The other thing a trainer does, which matters even more, is install the habit. You show up because you paid, because someone is waiting, because you cannot ghost a person the way you can ghost an app. The appointment is the scaffolding the habit is built on. After six months, the habit holds the appointment up; for the first six months, the appointment holds the habit up. You need the scaffolding. Pay for the scaffolding.

The honest limit of trainers

Here is the thing trainers cannot do, and the thing you eventually have to do for yourself.

A trainer’s job is to meet you where you are and to keep you there safely. That second part — safely — is where the relationship has a ceiling. Every trainer is operating under liability constraints, gym policies, certification rules, and the basic human discomfort of being the person who pushed a paying client into a redline. A good trainer will get you into the discipline. A great trainer will get you strong. Almost no trainer will push you to the wall, because the wall is where lawsuits live, and they cannot afford to live there.

That ceiling is fine in month one. It is a problem in year three. The hardest training you will ever do is the training you do on yourself when nobody is watching the upper bound, and that work cannot be hired. Only you can stand under a bar that is heavier than is comfortable, with nobody around to tell you to stop, and decide to load it anyway. That decision is the lifelong project. The trainer just gets you to the gym in good enough shape to start making it.

I train my wife

I currently train Effie myself, and the reason is the ceiling problem. I doubt any trainer in this town would push her the way I will push her, because I know exactly how strong she is, exactly what the disease has and has not taken, and exactly how many reps she has left in the tank when she says she is done. She does not get to be done when she says she is done. She gets to be done when the rep is honest and the next rep would be a lie.

So this woman does leg presses with her husband standing over her like a drill sergeant, and she finishes the set, and then she does another one. She is not abused. She signed up for this. She married into it. She is also, measurably, getting stronger in a body the rest of the medical system was prepared to write off, and the strength is what bought back the function.

That is the level of push that you eventually have to find — either from a partner who will go that hard with you, or from the part of yourself that has gotten honest enough to do it alone. You do not start there. You start with a trainer who will teach you what a hip hinge is. Then you graduate.

What to do, today

If you are sedentary, overweight, deconditioned, post-injury, post-pregnancy, post-diagnosis, post-anything, and you are reading this and wondering where to start: the start is not the gym. The start is a trainer. Find one. Pay them. Show up three times a week for six months. Tell them you want push, pull, legs as the structure, and you want to learn the basic compound lifts at a load you can move with honest form. Squat, deadlift, press, row. Add the bike for zone 2 on the off days.

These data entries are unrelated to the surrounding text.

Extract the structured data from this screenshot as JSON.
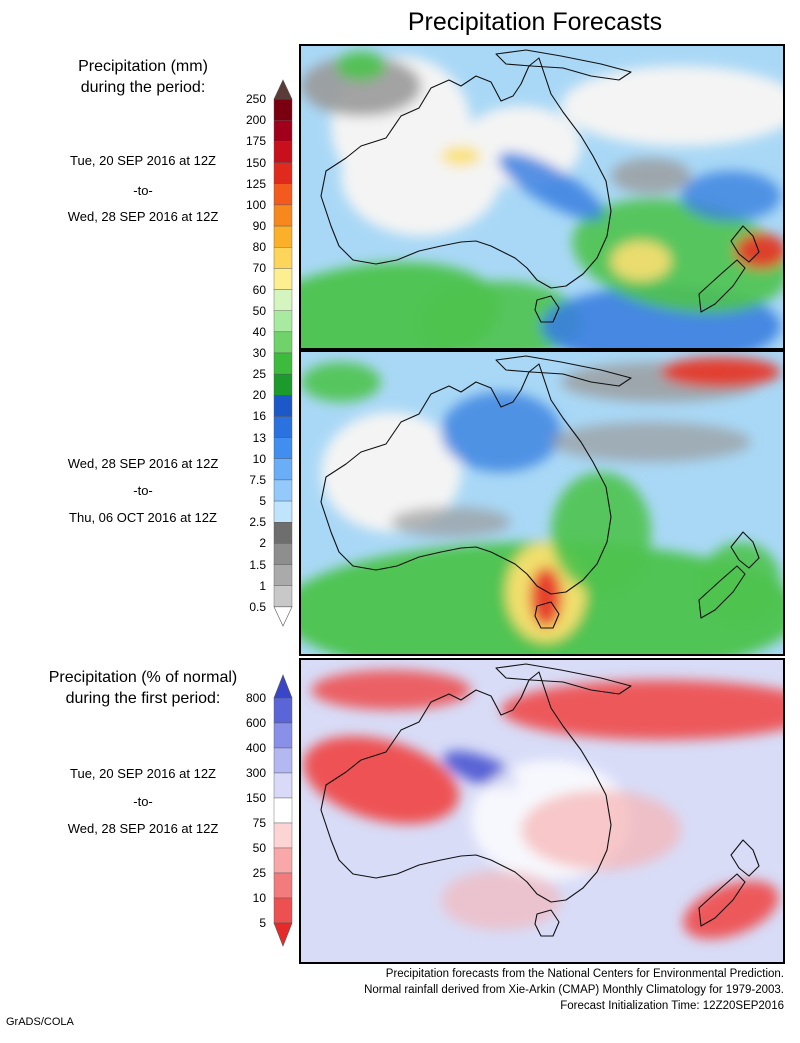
{
  "title": "Precipitation Forecasts",
  "top_section": {
    "heading_lines": [
      "Precipitation (mm)",
      "during the period:"
    ],
    "period1": {
      "start": "Tue, 20 SEP 2016 at 12Z",
      "sep": "-to-",
      "end": "Wed, 28 SEP 2016 at 12Z"
    },
    "period2": {
      "start": "Wed, 28 SEP 2016 at 12Z",
      "sep": "-to-",
      "end": "Thu, 06 OCT 2016 at 12Z"
    }
  },
  "bottom_section": {
    "heading_lines": [
      "Precipitation (% of normal)",
      "during the first period:"
    ],
    "period": {
      "start": "Tue, 20 SEP 2016 at 12Z",
      "sep": "-to-",
      "end": "Wed, 28 SEP 2016 at 12Z"
    }
  },
  "precip_scale": {
    "labels": [
      "250",
      "200",
      "175",
      "150",
      "125",
      "100",
      "90",
      "80",
      "70",
      "60",
      "50",
      "40",
      "30",
      "25",
      "20",
      "16",
      "13",
      "10",
      "7.5",
      "5",
      "2.5",
      "2",
      "1.5",
      "1",
      "0.5"
    ],
    "colors": [
      "#5a3b35",
      "#7a0010",
      "#a0001a",
      "#c8101c",
      "#e02a1e",
      "#f25a1e",
      "#f7881e",
      "#fbb02a",
      "#fdd55a",
      "#fbef90",
      "#d4f5c0",
      "#a8eaa0",
      "#6fd36a",
      "#3dbb3d",
      "#1c9a2c",
      "#1d58c8",
      "#2a72e0",
      "#3f8ef0",
      "#6aaef7",
      "#93c9fb",
      "#bfe4fb",
      "#6e6e6e",
      "#8e8e8e",
      "#aaaaaa",
      "#c8c8c8",
      "#ffffff"
    ]
  },
  "percent_scale": {
    "labels": [
      "800",
      "600",
      "400",
      "300",
      "150",
      "75",
      "50",
      "25",
      "10",
      "5"
    ],
    "colors": [
      "#3a46c8",
      "#5a66d8",
      "#8890e8",
      "#b4b8f2",
      "#d8daf8",
      "#ffffff",
      "#fcd4d4",
      "#f8a8a8",
      "#f27c7c",
      "#ec5050",
      "#e62a2a"
    ]
  },
  "map_colors": {
    "ocean_light": "#a9d8f6",
    "ocean_blue": "#3a7fe0",
    "land_grey": "#9a9a9a",
    "land_white": "#f4f4f4",
    "green": "#4cc34c",
    "red": "#e63a2a",
    "pct_red": "#ef4b4b",
    "pct_pink": "#f7b2b2",
    "pct_lavender": "#d8dcf7",
    "pct_blue": "#4a55d0"
  },
  "footer_lines": [
    "Precipitation forecasts from the National Centers for Environmental Prediction.",
    "Normal rainfall derived from Xie-Arkin (CMAP) Monthly Climatology for 1979-2003.",
    "Forecast Initialization Time: 12Z20SEP2016"
  ],
  "credit": "GrADS/COLA"
}
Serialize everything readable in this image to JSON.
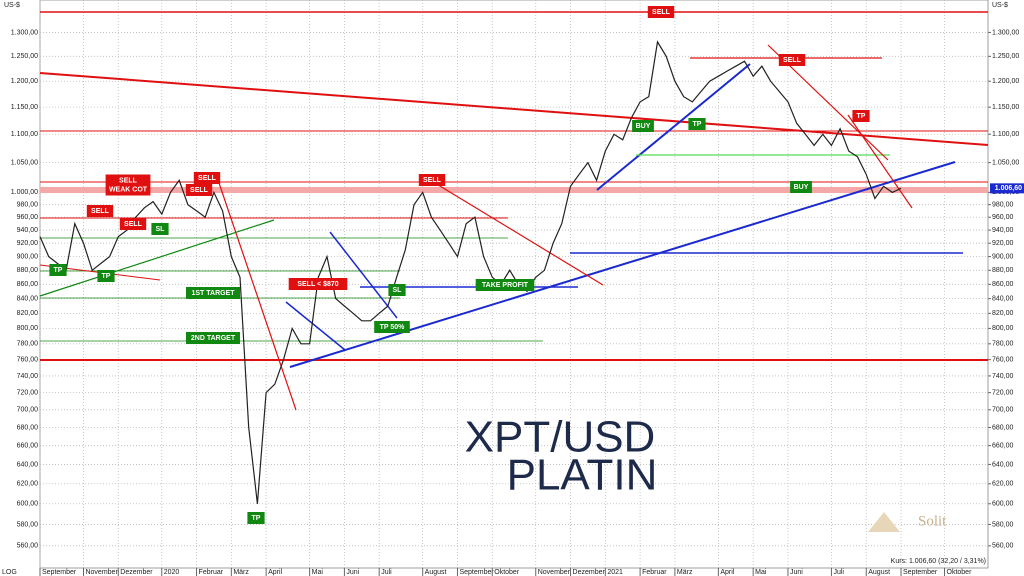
{
  "chart_data": {
    "type": "line",
    "title": "XPT/USD",
    "subtitle": "PLATIN",
    "y_unit": "US-$",
    "scale_label": "LOG",
    "log_scale": true,
    "grid": true,
    "logo": "Solit",
    "footer": "Kurs: 1.006,60 (32,20 / 3,31%)",
    "price_label": "1.006,60",
    "categories": [
      "September",
      null,
      null,
      null,
      null,
      "November",
      null,
      null,
      null,
      "Dezember",
      null,
      null,
      null,
      null,
      "2020",
      null,
      null,
      null,
      "Februar",
      null,
      null,
      null,
      "März",
      null,
      null,
      null,
      "April",
      null,
      null,
      null,
      null,
      "Mai",
      null,
      null,
      null,
      "Juni",
      null,
      null,
      null,
      "Juli",
      null,
      null,
      null,
      null,
      "August",
      null,
      null,
      null,
      "September",
      null,
      null,
      null,
      "Oktober",
      null,
      null,
      null,
      null,
      "November",
      null,
      null,
      null,
      "Dezember",
      null,
      null,
      null,
      "2021",
      null,
      null,
      null,
      "Februar",
      null,
      null,
      null,
      "März",
      null,
      null,
      null,
      null,
      "April",
      null,
      null,
      null,
      "Mai",
      null,
      null,
      null,
      "Juni",
      null,
      null,
      null,
      null,
      "Juli",
      null,
      null,
      null,
      "August",
      null,
      null,
      null,
      "September",
      null,
      null,
      null,
      null,
      "Oktober"
    ],
    "series": [
      {
        "name": "XPT/USD",
        "color": "#222222",
        "values": [
          930,
          900,
          890,
          880,
          950,
          920,
          880,
          890,
          900,
          930,
          940,
          960,
          975,
          985,
          965,
          1000,
          1020,
          980,
          970,
          960,
          1000,
          970,
          900,
          870,
          680,
          600,
          720,
          730,
          760,
          800,
          780,
          780,
          870,
          900,
          840,
          830,
          820,
          810,
          810,
          820,
          830,
          870,
          910,
          980,
          1000,
          960,
          940,
          920,
          900,
          950,
          960,
          900,
          870,
          860,
          880,
          860,
          850,
          870,
          880,
          920,
          950,
          1010,
          1030,
          1050,
          1020,
          1070,
          1100,
          1090,
          1130,
          1160,
          1170,
          1280,
          1250,
          1200,
          1170,
          1160,
          1180,
          1200,
          1210,
          1220,
          1230,
          1240,
          1210,
          1230,
          1200,
          1180,
          1160,
          1120,
          1100,
          1080,
          1100,
          1080,
          1110,
          1070,
          1060,
          1030,
          990,
          1010,
          1000,
          1006.6,
          null,
          null,
          null,
          null,
          null
        ]
      }
    ],
    "ylim": [
      540,
      1371
    ],
    "yticks": [
      {
        "value": 560,
        "label": "560,00"
      },
      {
        "value": 580,
        "label": "580,00"
      },
      {
        "value": 600,
        "label": "600,00"
      },
      {
        "value": 620,
        "label": "620,00"
      },
      {
        "value": 640,
        "label": "640,00"
      },
      {
        "value": 660,
        "label": "660,00"
      },
      {
        "value": 680,
        "label": "680,00"
      },
      {
        "value": 700,
        "label": "700,00"
      },
      {
        "value": 720,
        "label": "720,00"
      },
      {
        "value": 740,
        "label": "740,00"
      },
      {
        "value": 760,
        "label": "760,00"
      },
      {
        "value": 780,
        "label": "780,00"
      },
      {
        "value": 800,
        "label": "800,00"
      },
      {
        "value": 820,
        "label": "820,00"
      },
      {
        "value": 840,
        "label": "840,00"
      },
      {
        "value": 860,
        "label": "860,00"
      },
      {
        "value": 880,
        "label": "880,00"
      },
      {
        "value": 900,
        "label": "900,00"
      },
      {
        "value": 920,
        "label": "920,00"
      },
      {
        "value": 940,
        "label": "940,00"
      },
      {
        "value": 960,
        "label": "960,00"
      },
      {
        "value": 980,
        "label": "980,00"
      },
      {
        "value": 1000,
        "label": "1.000,00"
      },
      {
        "value": 1050,
        "label": "1.050,00"
      },
      {
        "value": 1100,
        "label": "1.100,00"
      },
      {
        "value": 1150,
        "label": "1.150,00"
      },
      {
        "value": 1200,
        "label": "1.200,00"
      },
      {
        "value": 1250,
        "label": "1.250,00"
      },
      {
        "value": 1300,
        "label": "1.300,00"
      }
    ],
    "annotations": [
      {
        "lines": [
          "SELL"
        ],
        "color": "#e01010"
      },
      {
        "lines": [
          "SELL"
        ],
        "color": "#e01010"
      },
      {
        "lines": [
          "TP"
        ],
        "color": "#e01010"
      },
      {
        "lines": [
          "BUY"
        ],
        "color": "#118811"
      },
      {
        "lines": [
          "TP"
        ],
        "color": "#118811"
      },
      {
        "lines": [
          "BUY"
        ],
        "color": "#118811"
      },
      {
        "lines": [
          "SELL"
        ],
        "color": "#e01010"
      },
      {
        "lines": [
          "SELL",
          "WEAK COT"
        ],
        "color": "#e01010"
      },
      {
        "lines": [
          "SELL"
        ],
        "color": "#e01010"
      },
      {
        "lines": [
          "SELL"
        ],
        "color": "#e01010"
      },
      {
        "lines": [
          "SELL"
        ],
        "color": "#e01010"
      },
      {
        "lines": [
          "SELL"
        ],
        "color": "#e01010"
      },
      {
        "lines": [
          "SL"
        ],
        "color": "#118811"
      },
      {
        "lines": [
          "TP"
        ],
        "color": "#118811"
      },
      {
        "lines": [
          "TP"
        ],
        "color": "#118811"
      },
      {
        "lines": [
          "1ST TARGET"
        ],
        "color": "#118811"
      },
      {
        "lines": [
          "SELL < $870"
        ],
        "color": "#e01010"
      },
      {
        "lines": [
          "SL"
        ],
        "color": "#118811"
      },
      {
        "lines": [
          "TAKE PROFIT"
        ],
        "color": "#118811"
      },
      {
        "lines": [
          "TP 50%"
        ],
        "color": "#118811"
      },
      {
        "lines": [
          "2ND TARGET"
        ],
        "color": "#118811"
      },
      {
        "lines": [
          "TP"
        ],
        "color": "#118811"
      }
    ]
  }
}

Cheaper trainers are fine if they are competent. Expensive trainers are not better by default. What you are looking for is someone who watches you move, says short specific things, adjusts the load every week, and writes the program down. If they are scrolling their phone between sets, fire them. If they are programming the same workout for you and the eighty-year-old who comes in before you, fire them. The market has good trainers in it. Go find one.

And once a week, no matter what, no matter how tired, no matter how much your trainer wants to swap it for “active recovery” — leg day. Never skip leg day. The legs are where the body lives. The day you skip them is the day you start losing.